Eilisain aka Lisette in Gaelic

Welcome to my blog, where I document my process in making jewelry, muse on the influence of art and the joy of making beautiful objects.

Saturday, October 24, 2009

in flight

I'm almost done with my second attempt at champ-levee. I really like it and the beautiful gray, blue's and mauve leaded enamels...they are quite pretty.

Of course this piece did not come without it's lessons. I mistakenly, or more naively, thought I could get away with 20 gauge in the first layer of silver. I didn't have 18 gauge so I used thinner metal. In champleve, for one not to have the counter enamel the back you need a thick underlayer to hold the expansion of the enamel.

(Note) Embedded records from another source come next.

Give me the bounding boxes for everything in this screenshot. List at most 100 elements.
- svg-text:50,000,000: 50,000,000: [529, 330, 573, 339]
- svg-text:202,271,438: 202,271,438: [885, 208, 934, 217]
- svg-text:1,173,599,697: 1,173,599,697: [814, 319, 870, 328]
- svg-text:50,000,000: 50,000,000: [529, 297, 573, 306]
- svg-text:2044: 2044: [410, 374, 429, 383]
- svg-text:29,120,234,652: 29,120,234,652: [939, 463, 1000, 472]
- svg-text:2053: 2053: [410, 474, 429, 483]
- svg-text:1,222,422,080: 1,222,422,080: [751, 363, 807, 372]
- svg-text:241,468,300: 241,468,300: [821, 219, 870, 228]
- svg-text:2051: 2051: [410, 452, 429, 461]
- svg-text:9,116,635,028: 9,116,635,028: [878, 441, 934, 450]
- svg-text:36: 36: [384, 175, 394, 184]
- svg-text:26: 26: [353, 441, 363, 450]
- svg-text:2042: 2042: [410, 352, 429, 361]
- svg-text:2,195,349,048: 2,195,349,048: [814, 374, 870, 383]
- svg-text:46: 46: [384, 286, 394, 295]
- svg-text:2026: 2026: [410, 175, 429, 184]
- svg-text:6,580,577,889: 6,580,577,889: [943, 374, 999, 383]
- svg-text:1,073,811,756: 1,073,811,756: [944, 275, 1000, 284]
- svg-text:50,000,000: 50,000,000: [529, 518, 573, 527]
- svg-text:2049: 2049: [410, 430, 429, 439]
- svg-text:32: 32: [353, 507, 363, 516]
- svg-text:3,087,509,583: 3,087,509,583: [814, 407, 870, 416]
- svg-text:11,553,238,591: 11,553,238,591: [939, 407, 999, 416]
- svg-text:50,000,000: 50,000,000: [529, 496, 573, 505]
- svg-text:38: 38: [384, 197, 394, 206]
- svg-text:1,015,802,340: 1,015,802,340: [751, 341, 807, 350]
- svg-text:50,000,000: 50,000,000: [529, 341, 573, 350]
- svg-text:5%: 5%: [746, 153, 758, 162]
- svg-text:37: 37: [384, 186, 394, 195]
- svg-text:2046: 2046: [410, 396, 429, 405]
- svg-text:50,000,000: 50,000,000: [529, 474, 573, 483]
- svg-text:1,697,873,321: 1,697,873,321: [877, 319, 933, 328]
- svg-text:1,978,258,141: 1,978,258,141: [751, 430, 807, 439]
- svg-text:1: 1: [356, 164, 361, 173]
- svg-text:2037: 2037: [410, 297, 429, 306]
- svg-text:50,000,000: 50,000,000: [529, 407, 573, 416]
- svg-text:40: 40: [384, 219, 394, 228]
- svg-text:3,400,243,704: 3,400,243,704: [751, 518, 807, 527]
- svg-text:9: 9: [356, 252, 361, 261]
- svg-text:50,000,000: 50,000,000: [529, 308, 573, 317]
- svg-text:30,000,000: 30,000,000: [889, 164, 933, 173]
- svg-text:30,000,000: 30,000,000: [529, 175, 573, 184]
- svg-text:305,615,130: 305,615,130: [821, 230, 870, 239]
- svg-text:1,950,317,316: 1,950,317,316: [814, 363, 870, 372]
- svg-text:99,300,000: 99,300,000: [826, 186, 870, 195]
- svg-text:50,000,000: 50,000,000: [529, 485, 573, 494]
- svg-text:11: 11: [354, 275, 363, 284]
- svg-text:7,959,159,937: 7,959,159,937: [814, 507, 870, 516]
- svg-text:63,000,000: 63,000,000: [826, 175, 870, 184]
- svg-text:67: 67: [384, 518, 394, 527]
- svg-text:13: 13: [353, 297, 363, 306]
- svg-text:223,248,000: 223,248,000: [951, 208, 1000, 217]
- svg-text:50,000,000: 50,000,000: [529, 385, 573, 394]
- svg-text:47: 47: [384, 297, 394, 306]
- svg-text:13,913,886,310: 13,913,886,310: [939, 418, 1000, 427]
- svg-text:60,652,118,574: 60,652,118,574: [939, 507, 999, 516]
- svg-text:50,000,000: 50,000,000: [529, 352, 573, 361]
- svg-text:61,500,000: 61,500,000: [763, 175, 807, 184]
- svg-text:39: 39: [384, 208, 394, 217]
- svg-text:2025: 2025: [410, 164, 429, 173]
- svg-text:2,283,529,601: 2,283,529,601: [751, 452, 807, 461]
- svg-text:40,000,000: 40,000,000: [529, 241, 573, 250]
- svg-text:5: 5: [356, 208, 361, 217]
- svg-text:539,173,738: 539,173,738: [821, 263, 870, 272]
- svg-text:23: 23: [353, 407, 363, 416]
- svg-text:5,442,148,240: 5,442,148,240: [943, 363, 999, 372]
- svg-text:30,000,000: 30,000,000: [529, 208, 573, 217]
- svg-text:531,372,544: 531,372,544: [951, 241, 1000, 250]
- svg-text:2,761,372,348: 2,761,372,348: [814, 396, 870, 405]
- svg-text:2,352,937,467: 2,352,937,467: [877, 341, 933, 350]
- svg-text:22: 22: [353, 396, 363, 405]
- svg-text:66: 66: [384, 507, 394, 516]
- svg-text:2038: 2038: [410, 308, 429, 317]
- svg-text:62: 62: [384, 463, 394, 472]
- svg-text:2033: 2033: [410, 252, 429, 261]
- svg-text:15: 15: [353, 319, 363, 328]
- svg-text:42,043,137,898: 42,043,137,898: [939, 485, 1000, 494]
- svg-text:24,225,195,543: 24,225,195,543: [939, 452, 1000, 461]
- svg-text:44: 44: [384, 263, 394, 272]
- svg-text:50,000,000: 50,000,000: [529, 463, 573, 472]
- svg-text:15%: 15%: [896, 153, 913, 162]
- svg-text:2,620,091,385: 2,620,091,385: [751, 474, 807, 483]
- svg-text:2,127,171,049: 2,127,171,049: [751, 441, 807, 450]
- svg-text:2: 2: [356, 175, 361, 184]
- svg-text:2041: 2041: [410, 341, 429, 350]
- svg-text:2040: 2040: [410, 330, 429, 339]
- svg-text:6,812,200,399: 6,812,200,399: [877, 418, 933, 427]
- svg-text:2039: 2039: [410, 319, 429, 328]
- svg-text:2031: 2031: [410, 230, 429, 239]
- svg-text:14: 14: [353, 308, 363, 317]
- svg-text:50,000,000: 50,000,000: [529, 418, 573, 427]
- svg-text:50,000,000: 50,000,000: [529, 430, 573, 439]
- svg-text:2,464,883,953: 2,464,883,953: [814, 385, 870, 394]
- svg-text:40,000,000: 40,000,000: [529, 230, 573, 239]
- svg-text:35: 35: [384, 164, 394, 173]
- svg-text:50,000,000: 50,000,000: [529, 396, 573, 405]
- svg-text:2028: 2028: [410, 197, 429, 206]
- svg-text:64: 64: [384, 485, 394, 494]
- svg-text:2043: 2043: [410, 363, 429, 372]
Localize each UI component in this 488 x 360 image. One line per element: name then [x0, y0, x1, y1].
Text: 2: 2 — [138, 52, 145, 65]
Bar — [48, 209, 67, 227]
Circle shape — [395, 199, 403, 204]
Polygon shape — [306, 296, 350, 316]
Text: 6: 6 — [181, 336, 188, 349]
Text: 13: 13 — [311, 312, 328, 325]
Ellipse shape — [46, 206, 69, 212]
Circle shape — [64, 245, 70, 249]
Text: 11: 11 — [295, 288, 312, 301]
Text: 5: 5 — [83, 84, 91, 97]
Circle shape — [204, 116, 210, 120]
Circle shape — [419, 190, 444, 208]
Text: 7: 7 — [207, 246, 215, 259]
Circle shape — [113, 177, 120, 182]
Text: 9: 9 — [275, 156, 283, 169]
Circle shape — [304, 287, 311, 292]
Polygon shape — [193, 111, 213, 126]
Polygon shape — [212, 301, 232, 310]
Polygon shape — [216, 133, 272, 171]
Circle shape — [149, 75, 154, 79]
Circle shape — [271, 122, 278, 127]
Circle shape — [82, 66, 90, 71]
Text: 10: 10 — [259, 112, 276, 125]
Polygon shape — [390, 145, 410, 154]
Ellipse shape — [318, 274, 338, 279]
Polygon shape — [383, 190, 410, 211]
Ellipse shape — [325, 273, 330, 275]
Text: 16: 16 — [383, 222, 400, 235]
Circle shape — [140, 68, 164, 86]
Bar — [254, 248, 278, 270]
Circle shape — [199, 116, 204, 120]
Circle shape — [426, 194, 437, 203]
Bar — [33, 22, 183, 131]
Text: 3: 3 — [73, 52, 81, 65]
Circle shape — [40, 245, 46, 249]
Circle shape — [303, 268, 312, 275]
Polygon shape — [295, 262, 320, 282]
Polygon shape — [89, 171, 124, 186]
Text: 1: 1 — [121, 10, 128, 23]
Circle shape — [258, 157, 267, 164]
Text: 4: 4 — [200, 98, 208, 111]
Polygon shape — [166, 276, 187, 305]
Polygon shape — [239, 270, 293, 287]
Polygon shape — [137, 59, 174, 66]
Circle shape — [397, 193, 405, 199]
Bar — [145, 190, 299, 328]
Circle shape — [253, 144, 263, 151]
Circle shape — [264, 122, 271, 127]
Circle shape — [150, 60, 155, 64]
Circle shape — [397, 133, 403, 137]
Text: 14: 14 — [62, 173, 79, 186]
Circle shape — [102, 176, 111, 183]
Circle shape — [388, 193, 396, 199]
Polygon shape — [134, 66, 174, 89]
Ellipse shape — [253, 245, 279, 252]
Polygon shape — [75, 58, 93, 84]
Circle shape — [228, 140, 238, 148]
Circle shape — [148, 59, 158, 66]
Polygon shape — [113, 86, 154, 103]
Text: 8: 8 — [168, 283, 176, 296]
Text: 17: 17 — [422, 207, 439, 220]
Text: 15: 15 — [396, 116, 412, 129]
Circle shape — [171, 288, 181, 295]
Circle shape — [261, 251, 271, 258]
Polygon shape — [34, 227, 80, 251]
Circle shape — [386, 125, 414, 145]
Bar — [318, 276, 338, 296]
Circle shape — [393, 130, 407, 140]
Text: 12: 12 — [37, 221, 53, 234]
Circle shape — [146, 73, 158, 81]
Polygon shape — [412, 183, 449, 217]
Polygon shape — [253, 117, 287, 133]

So I decided to play on the front design and do that free form on the back to provide the cushion. thus the enamel no longer cracks! Still...no excuse for using thin silver.
Below are the beginnings sketches. I finally got it right.

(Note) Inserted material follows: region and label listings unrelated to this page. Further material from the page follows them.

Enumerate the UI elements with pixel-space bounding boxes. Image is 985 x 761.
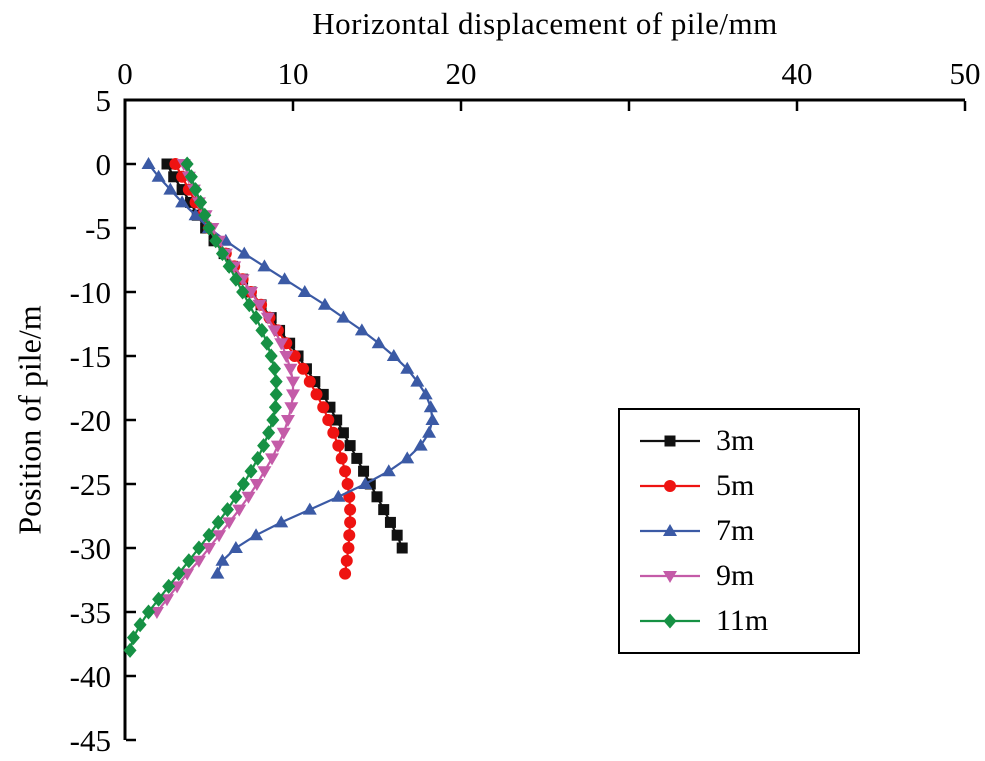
series-line-9m (156, 163, 295, 613)
y-tick-label: -35 (70, 595, 111, 630)
legend-entry-9m: 9m (638, 559, 840, 593)
x-tick-label: 50 (950, 56, 981, 91)
x-tick-label: 20 (446, 56, 477, 91)
legend-marker-diamond-icon (640, 613, 700, 629)
y-tick-label: -20 (70, 403, 111, 438)
x-tick-label: 0 (117, 56, 133, 91)
legend-entry-7m: 7m (638, 514, 840, 548)
x-axis-ticks: 0 10 20 40 50 (117, 56, 981, 111)
y-axis-ticks: 5 0 -5 -10 -15 -20 -25 -30 -35 -40 -45 (70, 83, 136, 758)
axes (123, 98, 965, 740)
legend: 3m 5m 7m 9m 11m (618, 408, 860, 654)
legend-entry-11m: 11m (638, 604, 840, 638)
y-tick-label: -5 (85, 211, 111, 246)
y-tick-label: -15 (70, 339, 111, 374)
legend-marker-triangle-up-icon (640, 523, 700, 536)
y-tick-label: -40 (70, 659, 111, 694)
series-line-11m (128, 163, 278, 651)
legend-label: 7m (716, 513, 755, 547)
y-tick-label: 5 (96, 83, 112, 118)
legend-entry-5m: 5m (638, 469, 840, 503)
legend-marker-triangle-down-icon (640, 571, 700, 584)
legend-marker-circle-icon (640, 479, 700, 492)
series-markers-7m (141, 157, 440, 579)
y-tick-label: 0 (96, 147, 112, 182)
legend-label: 5m (716, 468, 755, 502)
legend-marker-square-icon (640, 435, 700, 447)
legend-entry-3m: 3m (638, 424, 840, 458)
x-axis-title: Horizontal displacement of pile/mm (312, 6, 778, 41)
series-markers-11m (123, 156, 283, 658)
series-markers-5m (169, 158, 357, 580)
legend-label: 11m (716, 604, 769, 638)
x-tick-label: 40 (782, 56, 813, 91)
y-tick-label: -30 (70, 531, 111, 566)
y-tick-label: -25 (70, 467, 111, 502)
y-tick-label: -10 (70, 275, 111, 310)
x-tick-label: 10 (278, 56, 309, 91)
y-tick-label: -45 (70, 723, 111, 758)
legend-label: 3m (716, 423, 755, 457)
legend-label: 9m (716, 559, 755, 593)
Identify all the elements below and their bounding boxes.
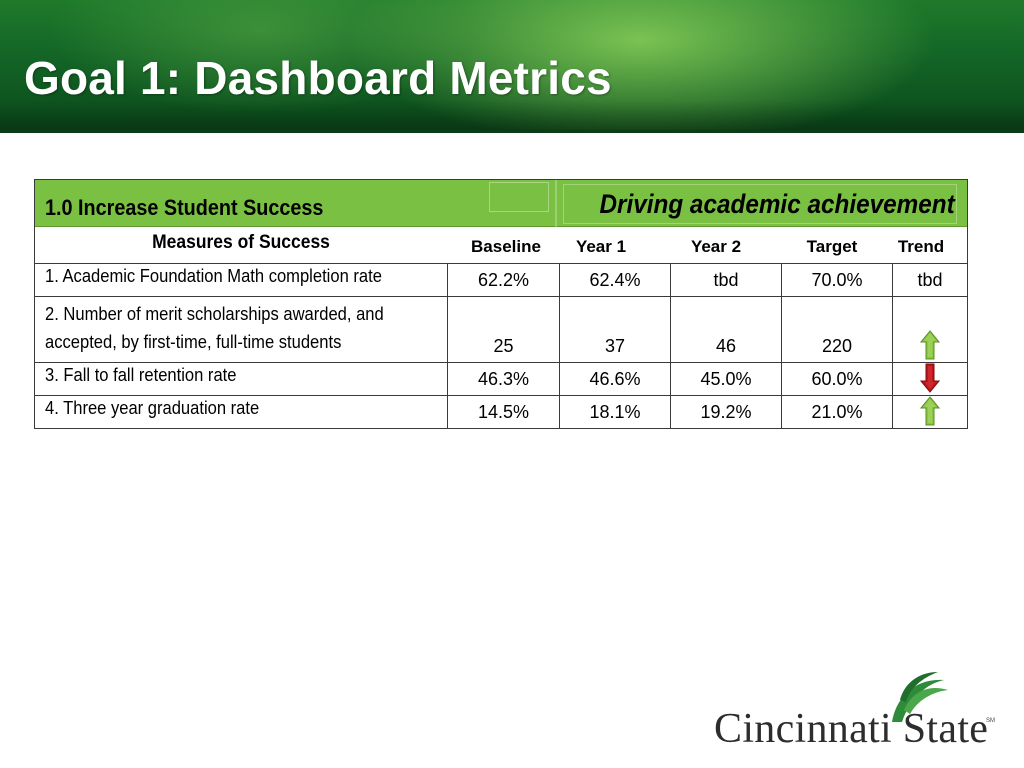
green-up-arrow-icon: [920, 396, 940, 426]
year2-cell: 45.0%: [670, 363, 781, 395]
measure-label: 4. Three year graduation rate: [45, 398, 260, 419]
baseline-cell: 14.5%: [447, 396, 559, 428]
column-header-trend: Trend: [897, 237, 945, 256]
measure-cell: 3. Fall to fall retention rate: [35, 363, 447, 395]
trend-cell: [892, 297, 967, 362]
year2-cell: tbd: [670, 264, 781, 296]
baseline-cell: 46.3%: [447, 363, 559, 395]
green-up-arrow-icon: [920, 330, 940, 360]
goal-label: 1.0 Increase Student Success: [45, 195, 324, 220]
goal-tagline: Driving academic achievement: [599, 189, 955, 219]
table-row: 2. Number of merit scholarships awarded,…: [35, 296, 967, 362]
baseline-cell: 62.2%: [447, 264, 559, 296]
measure-cell: 2. Number of merit scholarships awarded,…: [35, 297, 447, 362]
measure-cell: 1. Academic Foundation Math completion r…: [35, 264, 447, 296]
trend-cell: [892, 396, 967, 428]
table-row: 3. Fall to fall retention rate 46.3% 46.…: [35, 362, 967, 395]
target-cell: 220: [781, 297, 892, 362]
goal-bar: 1.0 Increase Student Success Driving aca…: [35, 180, 967, 227]
table-row: 1. Academic Foundation Math completion r…: [35, 263, 967, 296]
header-banner: [0, 0, 1024, 133]
measure-label: 1. Academic Foundation Math completion r…: [45, 266, 382, 287]
target-cell: 60.0%: [781, 363, 892, 395]
column-header-baseline: Baseline: [471, 237, 541, 256]
measure-label: 3. Fall to fall retention rate: [45, 365, 237, 386]
year1-cell: 46.6%: [559, 363, 670, 395]
target-cell: 70.0%: [781, 264, 892, 296]
trend-cell: [892, 363, 967, 395]
leaf-logo-icon: [892, 672, 948, 722]
measure-label: 2. Number of merit scholarships awarded,…: [45, 304, 384, 353]
measure-cell: 4. Three year graduation rate: [35, 396, 447, 428]
column-header-year1: Year 1: [575, 237, 627, 256]
trend-cell: tbd: [892, 264, 967, 296]
table-row: 4. Three year graduation rate 14.5% 18.1…: [35, 395, 967, 428]
column-header-measures: Measures of Success: [152, 232, 330, 253]
year1-cell: 62.4%: [559, 264, 670, 296]
slide-title: Goal 1: Dashboard Metrics: [24, 52, 612, 104]
baseline-cell: 25: [447, 297, 559, 362]
year1-cell: 37: [559, 297, 670, 362]
red-down-arrow-icon: [920, 363, 940, 393]
column-header-target: Target: [806, 237, 858, 256]
year2-cell: 46: [670, 297, 781, 362]
service-mark: SM: [986, 718, 995, 724]
logo-wordmark: Cincinnati State: [714, 706, 989, 752]
target-cell: 21.0%: [781, 396, 892, 428]
dashboard-table: 1.0 Increase Student Success Driving aca…: [34, 179, 968, 429]
year1-cell: 18.1%: [559, 396, 670, 428]
year2-cell: 19.2%: [670, 396, 781, 428]
column-header-year2: Year 2: [690, 237, 742, 256]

And above are sketches in continuation of the feather, spiraling toward a concentration of spirit.

The theory behind the bird/feather series is the transformation of animal to formless spirit. Many ancient cultures believed the bird to carry ones spirit to the heaven's or an incarnation of spirit. Pin It

Tuesday, October 13, 2009

craft in america

I'd heard about this PBS special, Craft in America, but forgot to search it online and watch.
Well my brother told me he'd seen an episode and thought of me so then, as if fate heard, I also got an email from crafthaus about the special.

So I've been watching it whenever I get the chance.

It really is a wonderful expose on the craft world and re-emergence. My only hang up or criticism of it is that it neglects the underground or alternative craft that is has also emerged. I'll write more on this when I have the chance but for now, definitely check this out. Pin It

Friday, October 9, 2009

another go at it

Since I royally f*ed up my first attempt at champlevee, I'm trying it again. Using the lessons I learned. I'm excited tho, I think it's going to be very lovely.
Last night when I was in the studio, I was talking to another student and we both agreed that it's always nerve wracking to begin a project that you can be so excited about because, we know as artists, the final product can end up very different from what we intended...or at least that is how it is for beginning metalsmiths.
but I have learned to go with it, to allow the piece to teach me just as much as I'm willing it and forming it to my will.
It's amazing the transformating that the final piece and myself go through. Pin It

Tuesday, October 6, 2009

tree necklace

tree necklace
Originally uploaded by lisettef14

I'm kinda in love with this necklace. number 1, it didn't cause me great stress making it, no. 2 it's pretty cool and no. 3 I love touching it!

Pin It

Thursday, October 1, 2009


I sat in on my first metals critique. It was intense but also very informative. I've been shadowing the enamels II class at ECU; following along and working on a champ-levee pendant.
I had all sorts of issues with mine. First it took me forever to get the top completely soldered on the silver and then I used the wrong enamel....and it just trickled down from there.
I'm disappointed in the piece (aka my work). I'm trying to move on, but it's hard when you invest so much time and energy in to it.

Anywaysssss, I really enjoyed the critique and listening to what the other students picked up on and what the professor looks at. File marks, transition of color in enamel and also the reason and story behind the piece.

I didn't really have a story behind mine, which is fine for some pieces. But I've decided I'm going to make another go at champ-levee and also put a story behind it. I went to the library and picked up some books on Celtic archeology and Scythian goldwork. I'm enamored with the pieces of old; their work is incredible and for having the most basic of tools.

I'm brewing up a piece that has an animal motif, being a totemic/talismanic piece. I'd most like to use chasing/repousse for it but since I don't know those skills yet, I'm thinking of utilizing etching.

The panels above is a necklace I'm working on. It was initially supposed to be enameled but the way the acid ate at the silver and gave it a more worn look, i'm going to leave it and oxidize it then burnish to really play up the raised metal.

Below is Squints, my beloved kitty. She loves to hole up in her carrier and meow most of the mornings.